Review: Where the Wind Calls Home by Samar Yazbek
Translated by Leri Price
Review by Emma Murray
World Editions, 168 pp., $19, paperback
A young soldier lays, dying from his wounds, stirring in a haze of delirium after a bomb has killed all his comrades. Known only as Ali, the young soldier drifts in and out of consciousness, next to a tree, bleeding out, not yet twenty years old—his short life playing like hallucinatory movie, fractured and gauzy, coloring and clouding his mind, rewinding his past, revealing how he came to the frontlines of the Syrian Civil War.
Where the Wind Calls Home, Syrian author Samar Yazbek’s latest novel to be translated into English, transports us into Ali’s final hours, producing a lyrical fever dream of death—prompting inevitable questions about the morality of war, of life, of violence. Rather than a heavy diatribe about brutality, however, the novel uses its narrator’s hallucinatory state to wend around the realities of life during war, outlining in haunting clarity the way violence affects both bodies and minds. This fragmentary effect of Yazbek is hypnotically poetic, and Leri Price’s translation replicates its mesmerizing, melodious cadence:
So. He was alone. And this tree, which he knew by heart, just as he had memorized the topography of the trees in his village, seemed like the twin of his tree next to the maqam. Light broke in his heart—he considered the resemblance to be a good omen! The tree would protect him, he knew—just as they had protected the maqams and everyone who sought refuge there.
Anchored in spirit by this tree, as Ali lays dying, he fixates on the natural world around him, not only grounding himself as his memories surreally soar around his consciousness, but also grounding readers, inviting them into the scene through rich microscopic detail, holding them tightly through each surge of existential and abstract thought.
He glimpsed the delicate roots of the grass branching out through the layers of soil, their roots, white, fine, and dense, destroyed by shovels. And he smelled dawn coming off the root tips, and he saw some pink worms tumbling over the edges of the coffin, and he recalled how yielding they were when he used to toy with them between his fingers. Where did that happen? When was it he collected some worms, lined them upon a large rock, and set them off on a race? He couldn’t remember. But seeing the dancing worms accompany him as he fell, he was comforted—and then his vision dissolved. This was the burial ground next to the maqam and its giant tree. Was he still here? Where? What was “here”?

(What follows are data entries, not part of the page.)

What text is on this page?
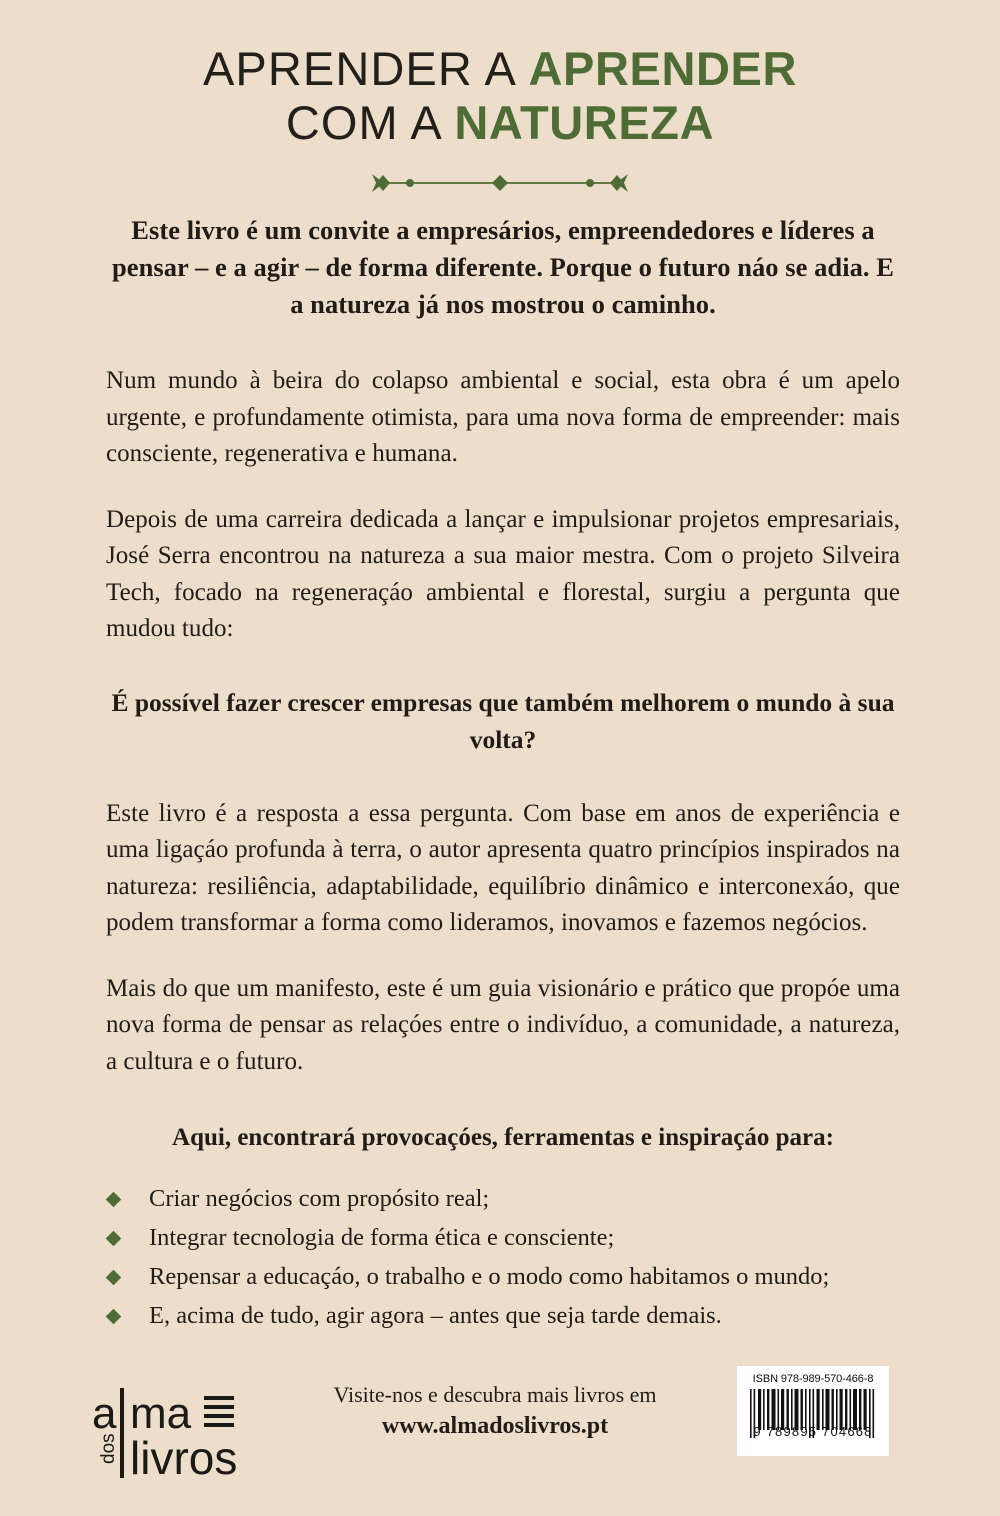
APRENDER A APRENDER
COM A NATUREZA

Este livro é um convite a empresários, empreendedores e líderes a pensar – e a agir – de forma diferente. Porque o futuro náo se adia. E a natureza já nos mostrou o caminho.

Num mundo à beira do colapso ambiental e social, esta obra é um apelo urgente, e profundamente otimista, para uma nova forma de empreender: mais consciente, regenerativa e humana.

Depois de uma carreira dedicada a lançar e impulsionar projetos empresariais, José Serra encontrou na natureza a sua maior mestra. Com o projeto Silveira Tech, focado na regeneraçáo ambiental e florestal, surgiu a pergunta que mudou tudo:

É possível fazer crescer empresas que também melhorem o mundo à sua volta?

Este livro é a resposta a essa pergunta. Com base em anos de experiência e uma ligaçáo profunda à terra, o autor apresenta quatro princípios inspirados na natureza: resiliência, adaptabilidade, equilíbrio dinâmico e interconexáo, que podem transformar a forma como lideramos, inovamos e fazemos negócios.

Mais do que um manifesto, este é um guia visionário e prático que propóe uma nova forma de pensar as relaçóes entre o indivíduo, a comunidade, a natureza, a cultura e o futuro.

Aqui, encontrará provocaçóes, ferramentas e inspiraçáo para:

Criar negócios com propósito real;
Integrar tecnologia de forma ética e consciente;
Repensar a educaçáo, o trabalho e o modo como habitamos o mundo;
E, acima de tudo, agir agora – antes que seja tarde demais.
a ma
dos livros
Visite-nos e descubra mais livros em
www.almadoslivros.pt
ISBN 978-989-570-466-8
9 789895 704668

Unfolding over fifteen dense yet quick chapters, Where the Wind Calls Home paints the nuance of pain as it coexists with beauty. “The novel demands perseverance from the reader as the poetry of Ali’s story requires cherishing, reflection, and praise,” Noshin Bokth writes in The New Arab. “Although the carnage of war is precisely felt, the beauty of nature and life also erupt despite it.”
Chosen as a 2024 Asymptote Book Club selection and a finalist for the National Book Award for Translated Literature, Asymptote editor Alex Tan reflects on the novel’s ability to probe and traverse, with great astuteness, the underlying causes of nation’s a civil war. “[Ali’s] disfigurement, with each twist of pain, narrates the plight of a country being killed ‘from within,’” Tan writes. “Though war operates as the novel’s inevitable fulcrum, Where the Wind Calls Home carefully evokes the density of an interior life that exists prior to, and beyond, the machinations of sectarian violence.”
In translation, inevitability is duly heightened—in this case, Price brings through linguistic art a piece of abstraction into book form, bound pages relating the dreams and sorrows of a person (a history, a community) across the globe.
-
Emma Athena Murray is a writer, editor, and translator of Spanish literary works. After seven years as a journalist reporting at the intersection of geography, public policy, and social justice, she pivoted into and MFA in Literary Translation and the truth-telling spheres of world literature. With a double-BA in Philosophy and English from Brown University, she continues to interrogate the world through written words. Her research interests include both contemporary and 16th-17th century female voices from Latin America; how feminine rage manifests in literature; the alchemic powers of translation; and autotheory as literary craft.